Manufacturers must communicate the support period to users clearly — ideally before purchase, so users can make informed decisions. The support period disclosure must state either:

• A specific end date (for example, 'Security updates provided until 31 December 2031'), or
• A period calculated from the purchase or first use date (for example, 'Security updates provided for five years from date of purchase')

Ambiguous or conditional support period statements (such as 'We will provide updates as long as it is commercially viable') do not meet the Annex II requirement. Users must be able to determine a concrete timeframe.

Where a manufacturer extends the support period beyond the original commitment, they should update their documentation and notify users. Where a manufacturer shortens the support period (which should only occur in exceptional circumstances), they must notify users with sufficient advance notice and provide information on alternative products.

Annex II requires that user information be provided in a form that users can easily understand and access. Key format requirements include:

Language: Information must be in a language easily understood by users in the member state where the product is sold. For products sold across multiple member states, multi-language information packages are typically required.

Accessibility: Information should be available in physical form with the product (in the packaging or user manual) and also accessible online (on the manufacturer's website) for the duration of the support period. Digital-only information provision may not be adequate for all product categories.

Plain language: Technical security information must be expressed in terms comprehensible to the intended user audience. Consumer products must use plain consumer language; professional products may use technical terminology appropriate to the professional user base.

Durability: Physical documentation included with the product should be printed on materials that remain legible throughout normal product use.

Annex II requires that user documentation include information about the CE marking and how to access the EU Declaration of Conformity. Users must be informed that the CE marking signifies compliance with applicable EU requirements, and they must be provided with a means to access the full EU Declaration of Conformity.

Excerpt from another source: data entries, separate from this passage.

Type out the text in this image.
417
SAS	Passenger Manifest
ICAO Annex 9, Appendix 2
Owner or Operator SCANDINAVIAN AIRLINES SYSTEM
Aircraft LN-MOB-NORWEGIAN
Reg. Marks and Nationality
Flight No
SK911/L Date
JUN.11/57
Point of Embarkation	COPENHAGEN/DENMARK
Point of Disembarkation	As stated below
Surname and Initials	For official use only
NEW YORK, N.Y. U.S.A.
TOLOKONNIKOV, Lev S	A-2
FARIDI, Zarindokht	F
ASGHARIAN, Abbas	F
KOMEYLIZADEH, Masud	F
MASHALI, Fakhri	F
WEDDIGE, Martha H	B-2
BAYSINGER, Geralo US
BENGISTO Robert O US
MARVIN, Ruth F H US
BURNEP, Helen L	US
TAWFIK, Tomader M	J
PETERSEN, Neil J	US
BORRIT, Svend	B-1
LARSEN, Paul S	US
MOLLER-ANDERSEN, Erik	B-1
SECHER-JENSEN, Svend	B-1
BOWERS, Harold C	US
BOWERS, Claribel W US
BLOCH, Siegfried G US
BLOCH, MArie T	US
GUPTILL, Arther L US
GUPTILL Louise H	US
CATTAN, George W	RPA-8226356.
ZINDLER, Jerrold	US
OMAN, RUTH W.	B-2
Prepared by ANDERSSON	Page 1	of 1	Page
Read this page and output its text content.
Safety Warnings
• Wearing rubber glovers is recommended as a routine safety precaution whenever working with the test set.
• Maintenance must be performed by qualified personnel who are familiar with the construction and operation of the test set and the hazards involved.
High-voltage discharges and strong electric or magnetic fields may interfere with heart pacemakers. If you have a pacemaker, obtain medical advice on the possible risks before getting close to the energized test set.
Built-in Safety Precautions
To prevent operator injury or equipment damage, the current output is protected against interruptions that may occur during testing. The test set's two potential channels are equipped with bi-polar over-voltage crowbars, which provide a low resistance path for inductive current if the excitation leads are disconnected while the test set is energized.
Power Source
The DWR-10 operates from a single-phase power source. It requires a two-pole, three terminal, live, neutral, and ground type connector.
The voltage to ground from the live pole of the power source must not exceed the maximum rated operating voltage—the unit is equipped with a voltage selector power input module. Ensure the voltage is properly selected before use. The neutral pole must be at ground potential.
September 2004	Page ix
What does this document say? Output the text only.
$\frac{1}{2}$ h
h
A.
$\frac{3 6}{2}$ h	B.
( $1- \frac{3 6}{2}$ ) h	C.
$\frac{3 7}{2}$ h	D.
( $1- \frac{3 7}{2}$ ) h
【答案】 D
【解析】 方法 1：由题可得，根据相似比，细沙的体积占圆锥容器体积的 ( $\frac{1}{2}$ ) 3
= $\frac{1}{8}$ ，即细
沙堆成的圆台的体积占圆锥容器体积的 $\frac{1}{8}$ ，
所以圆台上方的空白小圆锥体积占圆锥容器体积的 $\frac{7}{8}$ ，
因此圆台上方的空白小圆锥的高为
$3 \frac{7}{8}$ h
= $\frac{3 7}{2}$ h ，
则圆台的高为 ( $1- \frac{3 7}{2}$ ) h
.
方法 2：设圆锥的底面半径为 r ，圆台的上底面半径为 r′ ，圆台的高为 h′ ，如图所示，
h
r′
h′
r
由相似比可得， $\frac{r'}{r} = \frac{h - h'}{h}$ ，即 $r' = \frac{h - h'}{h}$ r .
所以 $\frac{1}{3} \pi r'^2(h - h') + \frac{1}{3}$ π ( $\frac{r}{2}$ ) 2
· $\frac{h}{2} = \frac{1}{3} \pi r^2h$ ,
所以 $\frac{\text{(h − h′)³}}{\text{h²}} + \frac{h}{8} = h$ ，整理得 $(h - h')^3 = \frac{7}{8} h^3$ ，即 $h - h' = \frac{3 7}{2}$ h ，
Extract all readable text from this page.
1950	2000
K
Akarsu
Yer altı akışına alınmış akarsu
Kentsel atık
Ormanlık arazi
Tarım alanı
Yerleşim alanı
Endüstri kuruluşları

For most products, the DoC is made available online at a stable URL that the manufacturer maintains throughout the product's active life. The user documentation must include this URL or otherwise clearly indicate where the DoC can be obtained.

For products using the simplified declaration format (Annex IX), the abbreviated declaration included with the product must direct users to the full online declaration. The URL referenced in the simplified declaration must remain accessible for as long as the product is on the market.